Miller moths: Top five ways to make use of the invading little buggers
Miller moths are back, molesting porch lights, swarming cars and generally pestering the good citizens of Colorado earlier than usual this year due to our recent warm weather. Pest control companies are helpless in the face of these flapping demons; their best advice is to suck them up with a vacuum cleaner hose. But we here at Westword think you can do better. Hence, our Top Five Uses for Miller Moths.
This one is simple. Catch a moth in a jar. Summon your cats. Five hours later, when they stop ignoring you and wander into the kitchen because they feel like it and not because you called them, lay down on the ground with your iPhone. Film your cats as they swipe at the jar. Put it on YouTube. Because stuff like this is why the Internet was invented.
4. Moth dioramas.
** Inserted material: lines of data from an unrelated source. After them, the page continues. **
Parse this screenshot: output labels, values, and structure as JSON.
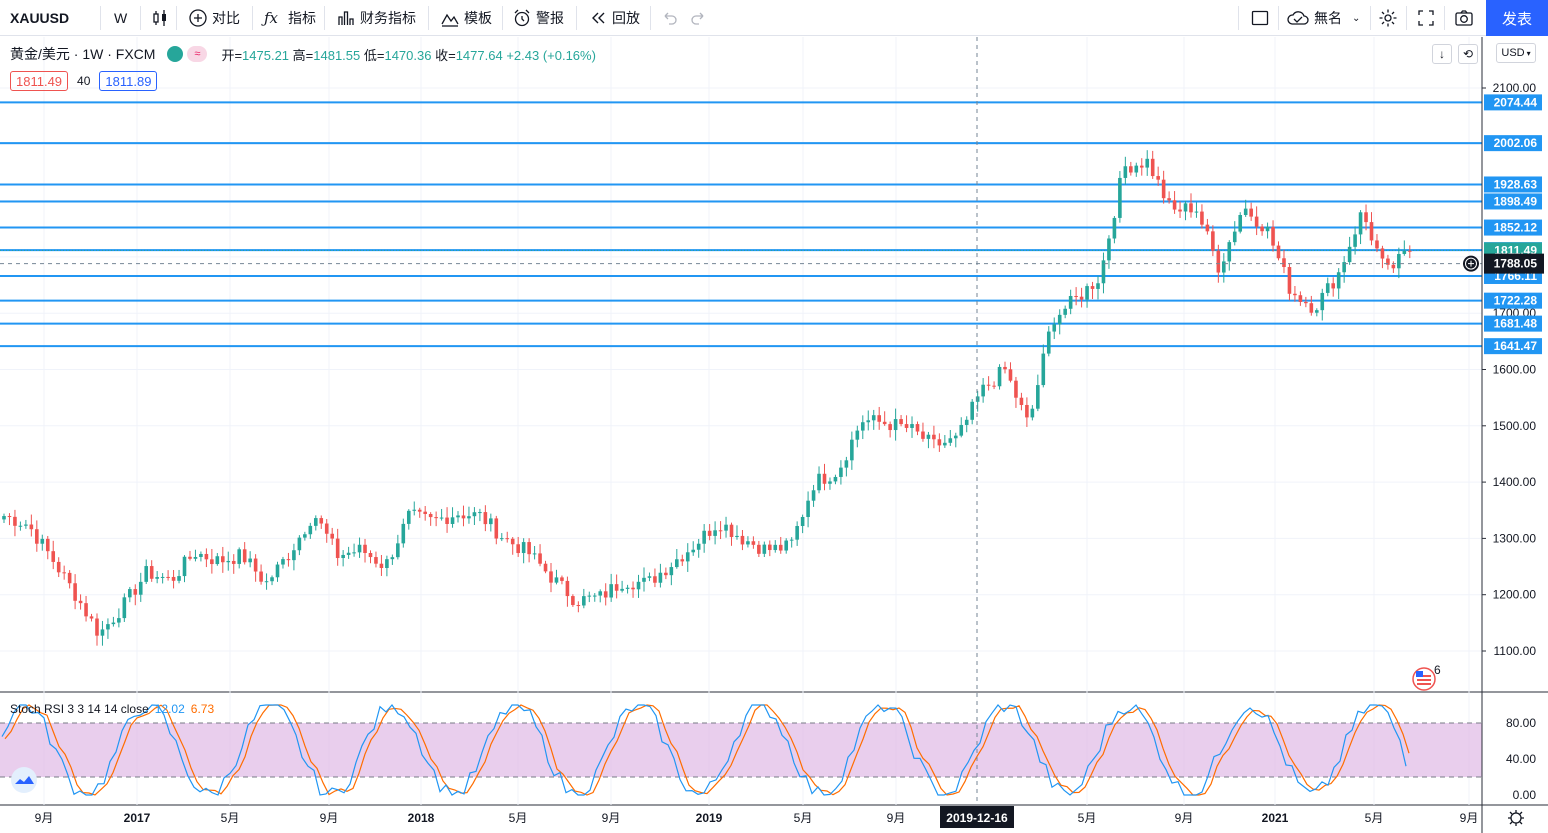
{
  "toolbar": {
    "symbol": "XAUUSD",
    "interval": "W",
    "compare_label": "对比",
    "indicators_label": "指标",
    "financials_label": "财务指标",
    "templates_label": "模板",
    "alert_label": "警报",
    "replay_label": "回放",
    "layout_name": "無名",
    "publish_label": "发表"
  },
  "legend": {
    "title": "黄金/美元 · 1W · FXCM",
    "open_label": "开=",
    "open": "1475.21",
    "high_label": "高=",
    "high": "1481.55",
    "low_label": "低=",
    "low": "1470.36",
    "close_label": "收=",
    "close": "1477.64",
    "change": "+2.43 (+0.16%)",
    "bid": "1811.49",
    "spread": "40",
    "ask": "1811.89",
    "wave_icon": "≈"
  },
  "currency": "USD",
  "price_axis": {
    "ticks": [
      "2100.00",
      "1600.00",
      "1500.00",
      "1400.00",
      "1300.00",
      "1200.00",
      "1100.00"
    ],
    "hidden_tick": "1700.00"
  },
  "horizontal_lines": [
    "2074.44",
    "2002.06",
    "1928.63",
    "1898.49",
    "1852.12",
    "1812.04",
    "1766.11",
    "1722.28",
    "1681.48",
    "1641.47"
  ],
  "current_price": "1811.49",
  "crosshair_price": "1788.05",
  "crosshair_date": "2019-12-16",
  "time_axis": [
    "9月",
    "2017",
    "5月",
    "9月",
    "2018",
    "5月",
    "9月",
    "2019",
    "5月",
    "9月",
    "5月",
    "9月",
    "2021",
    "5月",
    "9月"
  ],
  "stoch": {
    "label": "Stoch RSI 3 3 14 14 close",
    "k": "12.02",
    "d": "6.73",
    "ticks": [
      "80.00",
      "40.00",
      "0.00"
    ]
  },
  "event_badge": "6",
  "colors": {
    "up": "#26a69a",
    "down": "#ef5350",
    "hline": "#2196f3",
    "stoch_k": "#2196f3",
    "stoch_d": "#ff6d00",
    "stoch_band": "#e1bee7",
    "accent": "#2962ff"
  },
  "chart_data": {
    "type": "candlestick",
    "symbol": "XAUUSD",
    "interval": "1W",
    "ylim": [
      1020,
      2140
    ],
    "anchors": [
      [
        "2016-08",
        1340
      ],
      [
        "2016-09",
        1325
      ],
      [
        "2016-10",
        1265
      ],
      [
        "2016-11",
        1200
      ],
      [
        "2016-12",
        1130
      ],
      [
        "2017-01",
        1180
      ],
      [
        "2017-02",
        1240
      ],
      [
        "2017-03",
        1225
      ],
      [
        "2017-04",
        1275
      ],
      [
        "2017-05",
        1260
      ],
      [
        "2017-06",
        1270
      ],
      [
        "2017-07",
        1220
      ],
      [
        "2017-08",
        1275
      ],
      [
        "2017-09",
        1345
      ],
      [
        "2017-10",
        1270
      ],
      [
        "2017-11",
        1280
      ],
      [
        "2017-12",
        1250
      ],
      [
        "2018-01",
        1340
      ],
      [
        "2018-02",
        1330
      ],
      [
        "2018-03",
        1345
      ],
      [
        "2018-04",
        1340
      ],
      [
        "2018-05",
        1300
      ],
      [
        "2018-06",
        1275
      ],
      [
        "2018-07",
        1230
      ],
      [
        "2018-08",
        1190
      ],
      [
        "2018-09",
        1195
      ],
      [
        "2018-10",
        1225
      ],
      [
        "2018-11",
        1220
      ],
      [
        "2018-12",
        1255
      ],
      [
        "2019-01",
        1290
      ],
      [
        "2019-02",
        1330
      ],
      [
        "2019-03",
        1300
      ],
      [
        "2019-04",
        1280
      ],
      [
        "2019-05",
        1285
      ],
      [
        "2019-06",
        1400
      ],
      [
        "2019-07",
        1420
      ],
      [
        "2019-08",
        1510
      ],
      [
        "2019-09",
        1505
      ],
      [
        "2019-10",
        1495
      ],
      [
        "2019-11",
        1465
      ],
      [
        "2019-12",
        1475
      ],
      [
        "2020-01",
        1560
      ],
      [
        "2020-02",
        1600
      ],
      [
        "2020-03",
        1500
      ],
      [
        "2020-04",
        1690
      ],
      [
        "2020-05",
        1725
      ],
      [
        "2020-06",
        1765
      ],
      [
        "2020-07",
        1960
      ],
      [
        "2020-08",
        1970
      ],
      [
        "2020-09",
        1880
      ],
      [
        "2020-10",
        1890
      ],
      [
        "2020-11",
        1780
      ],
      [
        "2020-12",
        1890
      ],
      [
        "2021-01",
        1850
      ],
      [
        "2021-02",
        1740
      ],
      [
        "2021-03",
        1710
      ],
      [
        "2021-04",
        1770
      ],
      [
        "2021-05",
        1880
      ],
      [
        "2021-06",
        1770
      ],
      [
        "2021-07",
        1812
      ]
    ],
    "stoch_rsi": {
      "k_last": 12.02,
      "d_last": 6.73,
      "overbought": 80,
      "oversold": 20
    }
  }
}
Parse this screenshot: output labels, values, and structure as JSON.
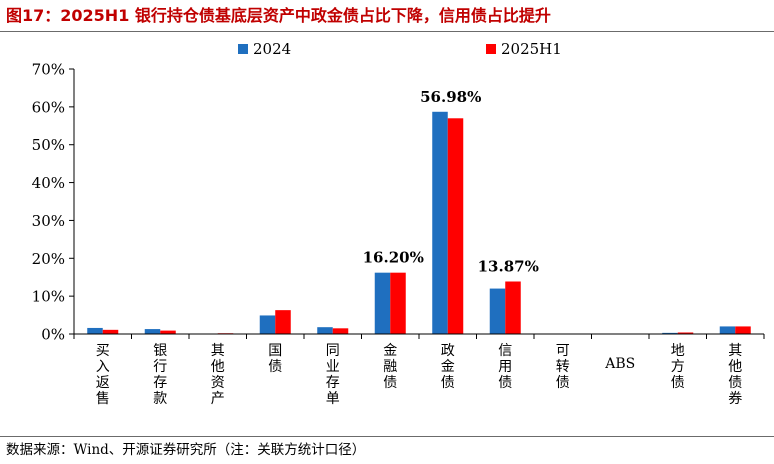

Apparently, there's a market for dead-bug dioramas. The beetle-playing-a-banjo you see here, from Bug Under Glass in San Francisco, retails for a cool $85. And that's just one beetle. Given the number of moths dive-bombing your bedroom, you could make like, a bajillion dollars on this idea. So a beetle can play a banjo, huh? And ride a bicycle? And skateboard? Well, have you ever seen a moth compete in a mixed martial arts cage match? Or play Monopoly? Or bake a delicious pie? Well, you will now.
3. Food for your tarantula. We're not sure why you'd want to keep a tarantula as a pet. See the photo to the right? That's a picture of a tarantula's claws. Mostly, we chose it because we couldn't bear to post a photo of an entire tarantula without peeing our pants. But also, we posted it to point out that tarantulas have claws. Effing claws! That's horrifying. Oh, and they eat moths. So there you go.